東家孝太郎「忠太郎月夜唄」 義理と人情に生きる侠客の世界。その美学を節と啖呵で魅せる浪花節が好きだ。

木馬亭で「日本浪曲協会定席 二月興行 四日目」を観ました。(2021・02・04)

長谷川伸先生が書いた「忠太郎月夜唄」を東家孝太郎さんが唸って、とても良かった(曲師:伊丹明)。師匠である二代目浦太郎の音源をYouTubeで公開したところ、NHKの「浪曲十八番」のプロデューサーが「是非、放送させてくれ」と頼んできて、オンエアしたネタだそうだ。こういうことがまだNHK―FMでできることを嬉しく思う。音声波もAM2波が1波に統合され、FMとの役割分担も5年後には大きく変わるだろう。

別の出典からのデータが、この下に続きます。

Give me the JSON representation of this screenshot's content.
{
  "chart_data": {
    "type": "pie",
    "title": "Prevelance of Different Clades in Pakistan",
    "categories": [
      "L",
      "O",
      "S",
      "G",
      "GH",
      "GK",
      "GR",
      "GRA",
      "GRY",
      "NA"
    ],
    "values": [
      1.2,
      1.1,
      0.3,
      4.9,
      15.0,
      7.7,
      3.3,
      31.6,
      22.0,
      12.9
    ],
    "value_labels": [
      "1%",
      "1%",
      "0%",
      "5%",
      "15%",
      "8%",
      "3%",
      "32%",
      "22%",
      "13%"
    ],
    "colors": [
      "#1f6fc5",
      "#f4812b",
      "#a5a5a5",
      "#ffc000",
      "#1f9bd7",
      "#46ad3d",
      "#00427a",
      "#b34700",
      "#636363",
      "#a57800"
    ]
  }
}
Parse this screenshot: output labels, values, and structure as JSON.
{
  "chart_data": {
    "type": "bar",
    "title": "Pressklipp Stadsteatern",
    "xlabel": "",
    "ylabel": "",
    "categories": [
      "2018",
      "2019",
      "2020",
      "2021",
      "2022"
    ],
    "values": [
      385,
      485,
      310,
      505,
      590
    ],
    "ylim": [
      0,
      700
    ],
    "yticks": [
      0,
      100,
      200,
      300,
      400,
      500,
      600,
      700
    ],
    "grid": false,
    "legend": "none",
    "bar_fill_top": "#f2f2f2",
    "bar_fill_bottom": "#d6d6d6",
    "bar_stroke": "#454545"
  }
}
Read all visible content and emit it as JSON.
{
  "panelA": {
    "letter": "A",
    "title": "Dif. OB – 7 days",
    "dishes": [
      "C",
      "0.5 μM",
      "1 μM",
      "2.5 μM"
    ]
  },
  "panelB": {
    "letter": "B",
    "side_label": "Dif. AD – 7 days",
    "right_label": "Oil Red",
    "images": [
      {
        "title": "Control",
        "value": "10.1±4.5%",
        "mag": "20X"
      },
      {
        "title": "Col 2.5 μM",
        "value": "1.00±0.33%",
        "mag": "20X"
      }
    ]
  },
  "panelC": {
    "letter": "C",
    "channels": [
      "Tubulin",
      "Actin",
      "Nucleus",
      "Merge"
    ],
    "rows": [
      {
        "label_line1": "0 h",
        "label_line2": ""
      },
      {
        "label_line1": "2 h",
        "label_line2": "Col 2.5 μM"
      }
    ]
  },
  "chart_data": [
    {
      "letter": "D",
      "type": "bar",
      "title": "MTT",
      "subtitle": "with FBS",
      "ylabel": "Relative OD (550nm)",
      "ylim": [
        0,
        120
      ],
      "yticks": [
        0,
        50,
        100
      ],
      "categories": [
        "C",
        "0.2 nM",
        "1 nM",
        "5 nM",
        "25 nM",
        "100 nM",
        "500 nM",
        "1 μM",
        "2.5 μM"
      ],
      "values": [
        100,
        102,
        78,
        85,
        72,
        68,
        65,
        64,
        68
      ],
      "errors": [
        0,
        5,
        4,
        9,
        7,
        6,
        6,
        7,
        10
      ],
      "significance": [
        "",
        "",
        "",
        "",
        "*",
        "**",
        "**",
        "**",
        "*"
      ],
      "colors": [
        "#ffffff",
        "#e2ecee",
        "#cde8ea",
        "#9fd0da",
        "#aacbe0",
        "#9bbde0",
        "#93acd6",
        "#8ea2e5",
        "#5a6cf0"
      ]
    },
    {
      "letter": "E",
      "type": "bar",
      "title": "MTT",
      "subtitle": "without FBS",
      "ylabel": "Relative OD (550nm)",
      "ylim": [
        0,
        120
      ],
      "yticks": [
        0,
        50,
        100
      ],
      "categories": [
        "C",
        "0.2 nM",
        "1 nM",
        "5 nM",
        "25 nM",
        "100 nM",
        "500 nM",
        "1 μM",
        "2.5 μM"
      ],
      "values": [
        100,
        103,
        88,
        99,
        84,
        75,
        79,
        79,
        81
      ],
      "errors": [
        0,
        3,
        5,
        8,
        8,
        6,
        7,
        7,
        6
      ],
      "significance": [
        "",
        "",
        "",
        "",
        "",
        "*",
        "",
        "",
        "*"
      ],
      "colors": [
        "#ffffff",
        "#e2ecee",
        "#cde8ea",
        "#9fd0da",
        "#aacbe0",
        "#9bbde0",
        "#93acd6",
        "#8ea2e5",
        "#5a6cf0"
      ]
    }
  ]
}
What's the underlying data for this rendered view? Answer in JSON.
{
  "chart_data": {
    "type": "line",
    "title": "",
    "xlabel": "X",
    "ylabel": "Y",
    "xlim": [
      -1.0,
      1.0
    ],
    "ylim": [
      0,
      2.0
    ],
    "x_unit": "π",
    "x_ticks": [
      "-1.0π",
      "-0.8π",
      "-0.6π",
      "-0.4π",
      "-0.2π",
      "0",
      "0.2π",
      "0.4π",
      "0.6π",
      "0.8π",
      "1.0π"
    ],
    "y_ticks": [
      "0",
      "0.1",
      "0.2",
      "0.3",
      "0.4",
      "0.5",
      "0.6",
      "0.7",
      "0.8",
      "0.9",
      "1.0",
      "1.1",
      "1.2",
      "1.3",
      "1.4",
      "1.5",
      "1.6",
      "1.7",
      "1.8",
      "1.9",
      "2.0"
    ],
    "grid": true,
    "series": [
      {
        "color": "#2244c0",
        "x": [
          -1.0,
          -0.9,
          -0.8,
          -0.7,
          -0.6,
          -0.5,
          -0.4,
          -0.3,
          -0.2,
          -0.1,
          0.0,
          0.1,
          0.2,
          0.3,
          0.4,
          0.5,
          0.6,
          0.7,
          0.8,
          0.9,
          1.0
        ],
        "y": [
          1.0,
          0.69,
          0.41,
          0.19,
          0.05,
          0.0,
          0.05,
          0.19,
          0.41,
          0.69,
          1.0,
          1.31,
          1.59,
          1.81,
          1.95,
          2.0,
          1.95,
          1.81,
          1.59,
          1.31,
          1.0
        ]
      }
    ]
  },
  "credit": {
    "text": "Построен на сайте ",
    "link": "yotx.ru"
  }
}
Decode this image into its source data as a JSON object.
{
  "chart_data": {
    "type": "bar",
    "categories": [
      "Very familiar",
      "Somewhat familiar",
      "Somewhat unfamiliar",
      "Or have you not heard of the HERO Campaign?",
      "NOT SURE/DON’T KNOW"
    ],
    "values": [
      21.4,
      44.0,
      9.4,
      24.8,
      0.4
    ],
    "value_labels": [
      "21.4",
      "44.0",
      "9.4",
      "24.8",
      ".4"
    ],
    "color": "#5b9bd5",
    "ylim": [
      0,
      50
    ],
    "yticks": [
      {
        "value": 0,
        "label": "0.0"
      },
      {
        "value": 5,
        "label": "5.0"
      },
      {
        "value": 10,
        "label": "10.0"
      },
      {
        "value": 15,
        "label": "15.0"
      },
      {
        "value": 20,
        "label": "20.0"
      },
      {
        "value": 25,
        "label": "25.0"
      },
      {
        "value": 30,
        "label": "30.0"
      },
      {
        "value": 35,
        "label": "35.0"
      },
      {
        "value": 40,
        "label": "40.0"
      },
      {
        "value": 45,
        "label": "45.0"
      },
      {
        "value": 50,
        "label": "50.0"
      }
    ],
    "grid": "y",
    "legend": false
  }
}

さて、この話に出てくる番場の忠太郎と金町の半次郎は侠客である。わかりやすく言えば、ヤクザ者。親分だった笹川繁蔵の仇を討とうと飯岡助五郎を狙うが、「トドメをさせぬまま」失敗、今は飯岡一派に追われる身だ。半次郎が実家に戻ると、母親と妹がいる。そこに飯岡一家から「土手まで出て来い」という呼び出しの書面が届く。命のやりとりをする稼業の親不孝。生まれ故郷で血生臭いことはしたくない。母親は「おっかさんを殺してからお行き」と言う。仕方ない家の中にいる、その心中やいかに。

そこに忠太郎が弟分の半次郎に会わせてくれと、訪ねてくる。妹は「兄さんはいません!」、母は「あいつは勘当した。人別帳にない人間だ」と言う。忠太郎は仕方ない、言伝を頼むとこう言う。「私の父親は十二のときに死に別れました。母親は五つの時に生き別れました。親のことを夢に見ないでいると思いますか。母は風の日も雨の日も田圃仕事をしていました。悔しい。あれから18年。今じゃ名うての一本どっこ。喧嘩博奕に明け暮れながら思い出すのは母の顔。一度も忘れたことはありません」。同い年の子どもが祭の鐘や太鼓に浮かれているとき、オイラのかあちゃんは?と枕を濡らした。母に会いたい。過ぎた昔が懐かしい。

その話を聞いて、中から隠れていた半次郎が出てくる。忠太郎は言う。「堅気になって親孝行しろ」。「兄貴!すまねえ」。半次郎は母親の面倒で常陸の叔父さんのところに厄介になる手筈を整えた。明日には旅立つ。優しい母は別れの膳を用意してくれた。親に背いてヤクザ稼業になり、忠太郎兄貴の弟分になり世話をかけた。慈しみという、兄貴の胸の内に男泣きする半次郎。

そこに飯岡の一派が。「ヤイ!お前が来ないから、こっちから来た。婆も娘も叩き斬るぞ」。一旦は別れを告げた忠太郎がこの様子を知り、引き返してきた。何人もの飯岡の子分を叩き斬る。半次郎の母は忠太郎の気持ちに感じ入る。「あなたのおっかさんは?」「江戸にいるという噂を聞きました。江戸へ行こうと思います」「路銀は?」「100両ばかりあります。博奕で儲けたときに母と会うときに使おうと持っていました」。矢立を見つけると、無筆なのでと代筆を頼む。「この人間どもを叩き斬ったのは、江州番場の忠太郎…」。実の母に会った気になり、涙する忠太郎。草鞋の紐を結ぶたびに、母が恋しい。二親揃った人達には俺の心はわかるまい。

急ぐ心は江戸にいる、優しい母の面影。回し合羽に三度笠で駆け出す忠太郎。空は朧月で、街道を照らす。夜空に梅の花が散る。おぉ、侠客伝の醍醐味だねえ。力強い孝太郎さんの唸り声に思わずジンときた。